I distinctly remember the first time I heard Buffalo Tom come blaring out of a cheap pair of car speakers in the wee hours of a hazy Sunday morning in 1990, the now defunct WFNX was playing Birdbrain, which provided that rare eureeka moment, where nothing else mattered but what was being transmitted through those crakling speakers. The fact that a band like Buffalo Tom existed, never mind existed in my back yard was remarkable to me. For nearly 30 years Buffalo Tom have established themselves as one of the Boston Music Scene’s most revered bands and tonight’s sold-out show at The Paradise further proves the strength and consistency of their catalog, as well as their prowess for delivering exhilarating Live performances. Just yesterday we had the chance to catch up with Buffalo Tom’s Bill Janovitz to discuss the legacy of his band, playing guitar based rock music at 50, and the fact that tonight the band will be debuting a few new songs.
The Ash Gray Proclamation: When it was announced that Buffalo Tom would be playing its yearly summer show at The Paradise, word came that the band would be debuting some new songs. What can you tell us about the new material?
Bill Janovitz: As always, the songs are instantly recognizable as Buffalo Tom, but with some new directions. Maybe we are the only ones who detect the novelty of certain new songs sometimes. But then again, fans like certain things and not others about certain records and songs and I view it all as a continuum in the long view. We will play 3 or 4
new ones that are still in various stages of evolution.
AGP: How do you decide what songs get relegated to Buffalo Tom as opposed to your other projects like, The Needy Sons?
Bill: It more depends on what project is ahead of me more than any aesthetic choices. But some songs are so obviously BT, whereas I mostly write for the Needy Sons with two-guitar interplay in mind. Having other projects helps me grow and there is a mutual influence back and forth. When I don’t have any impending projects, I tend to not be as inspired to write. Sometimes ideas will float and I will not put guitar in hand, or roll a recording to capture them.
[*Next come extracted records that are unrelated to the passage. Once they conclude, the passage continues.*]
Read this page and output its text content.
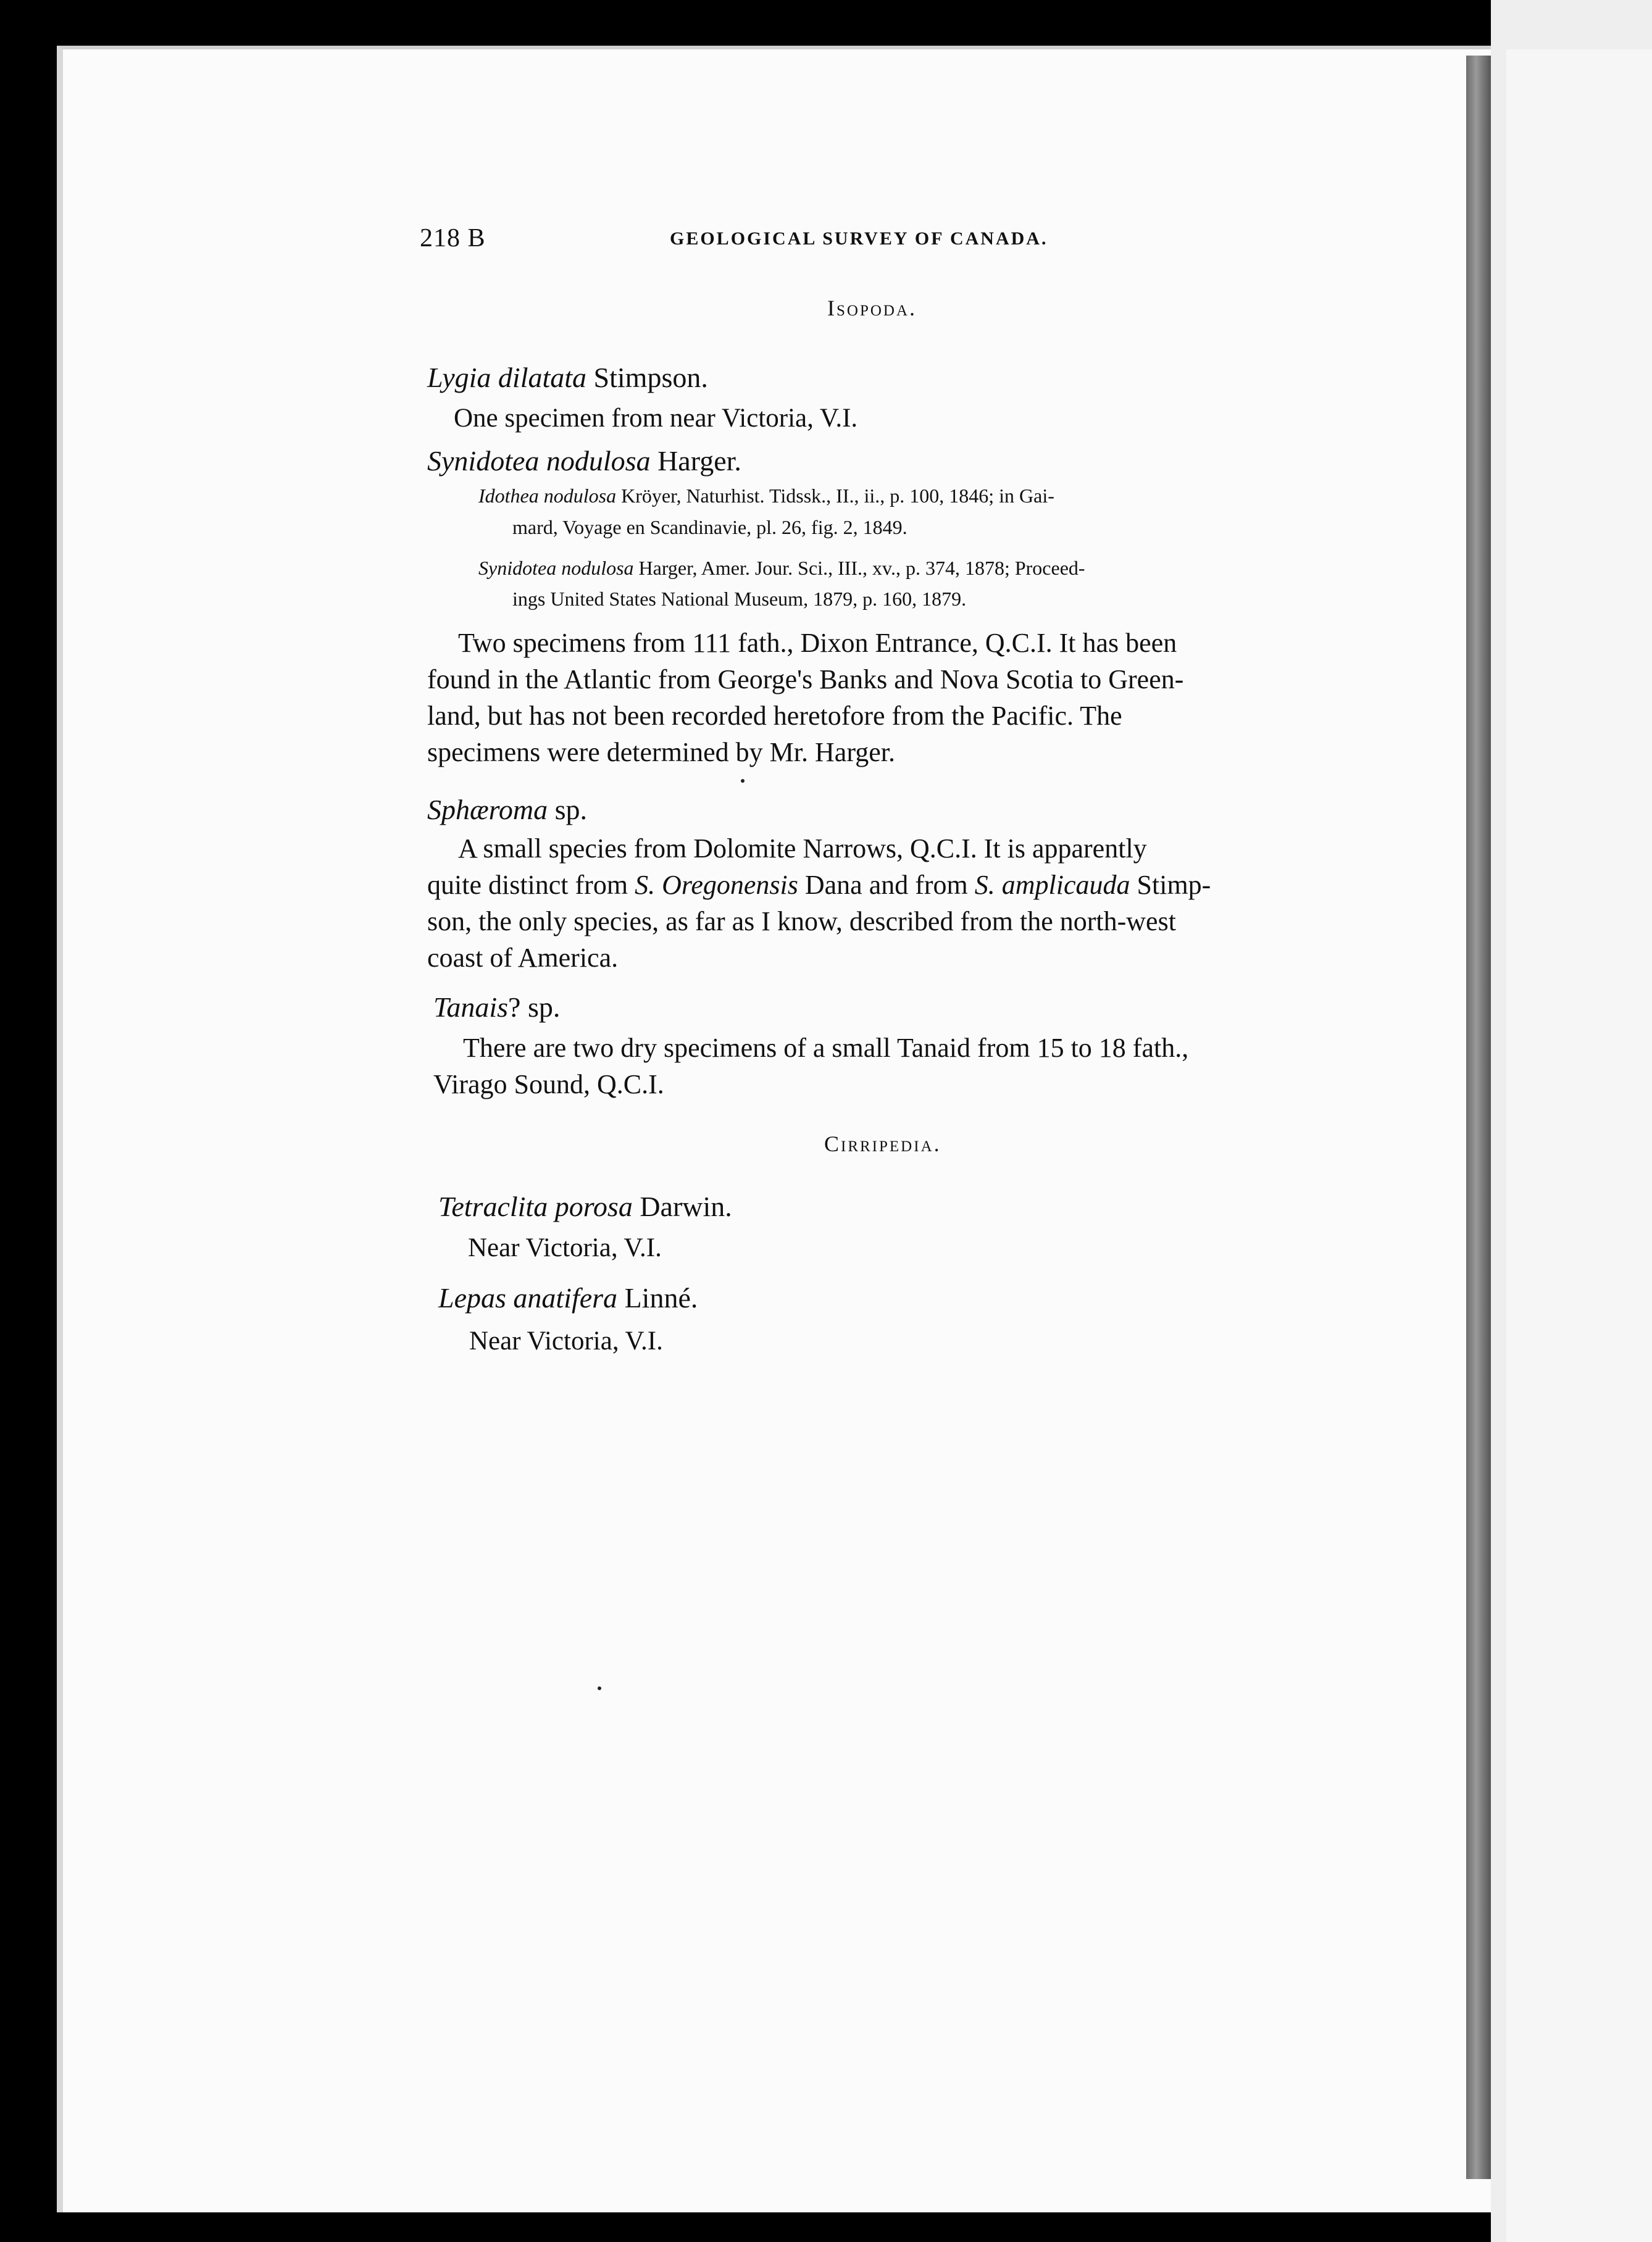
218 B	GEOLOGICAL SURVEY OF CANADA.
Isopoda.
Lygia dilatata Stimpson.
One specimen from near Victoria, V.I.
Synidotea nodulosa Harger.
Idothea nodulosa Kröyer, Naturhist. Tidssk., II., ii., p. 100, 1846; in Gai-
mard, Voyage en Scandinavie, pl. 26, fig. 2, 1849.
Synidotea nodulosa Harger, Amer. Jour. Sci., III., xv., p. 374, 1878; Proceed-
ings United States National Museum, 1879, p. 160, 1879.
Two specimens from 111 fath., Dixon Entrance, Q.C.I. It has been
found in the Atlantic from George's Banks and Nova Scotia to Green-
land, but has not been recorded heretofore from the Pacific. The
specimens were determined by Mr. Harger.
Sphæroma sp.
A small species from Dolomite Narrows, Q.C.I. It is apparently
quite distinct from S. Oregonensis Dana and from S. amplicauda Stimp-
son, the only species, as far as I know, described from the north-west
coast of America.
Tanais? sp.
There are two dry specimens of a small Tanaid from 15 to 18 fath.,
Virago Sound, Q.C.I.
Cirripedia.
Tetraclita porosa Darwin.
Near Victoria, V.I.
Lepas anatifera Linné.
Near Victoria, V.I.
Once I am engaged and we have a few songs for one or another project, a snowball starts to roll and pick up other ideas.
AGP: What can longtime fans and new ones expect from this weekend’s performance?
Bill: Two sets starting at 9:00(Sold out). A broad range of material from pretty much all the records.
AGP: With the bands early years being spent in Western MA, I was wondering how you feel about the new crop of bands coming out of that area over the past few years, that seem to be following a similar path set by bands like Buffalo Tom?
Bill: While we did begin out there in Northampton, we did not really feel part of any local-based scene. Dinosaur Jr. and Sebadoh were pretty much the only things really cooking out there, but even then it was more about Boston and NY.
AGP: With the success of your Rolling Stones related books, Rock Off – 50 Tracks That Tell The Story Of The Rolling Stones and Exile On Main Street from the 33 1/3 Series can we expect future literary efforts from you?
Bill: Yes. I am casting around a few ideas right now. But as I am not a full time author, I am feeling a bit frustrated at my lack of progress with a new one.
AGP: With nearly 30 years under your collective belts what does the future hold for Buffalo Tom?
Bill: Death is a constant for us all. Ha. Only half joking, I just turned 50 and just feel lucky to be able to draw a few people at a time to hear us play guitar-based rock music, never mind people who travel to see a sold out show. I hope we can tour, but that means making a record. As this is no longer our full time vocation, it means trying to get us all on the same page, which is difficult with three different careers and families.
AGP: One of the most memorable Buffalo Tom gigs I’ve witnessed was 1993’s Shake A Leg Benefit in Newport, are there any performances that stand out for you?
Bill: That was a truly special show. I never remember the sets themselves, but I almost always remember the people, the band, the weather, the settings, etc. I especially remember when other musicians would come to early shows, like Paul Westerberg on one of our first tours. Or playing with bands that were characters, like Courtney Love. The big festivals are always memorable. But the ones I love the most are small-medium Euro festivals, like the Cactus Festival in Bruges. Buffalo Tom has played that twice and I played it a third time solo. Amazing location in the center of that medieval city.
AGP: Let Me Come Over seems to be a go to record for many fans, but I was wondering what album you’d chose from the Buffalo Tom catalog, if you could only choose one?
Bill: They honestly all run together. That one probably has the most songs that we almost always play or play the most. But we are entertainers and like to please people who come. I like digging deeper as well. As a fan, I always want to hear lesser-played songs by my favorite acts.
Buffalo Tom will play to a sold-out crowd tonight at The Paradise. The band will perform two sets beginning at 9PM.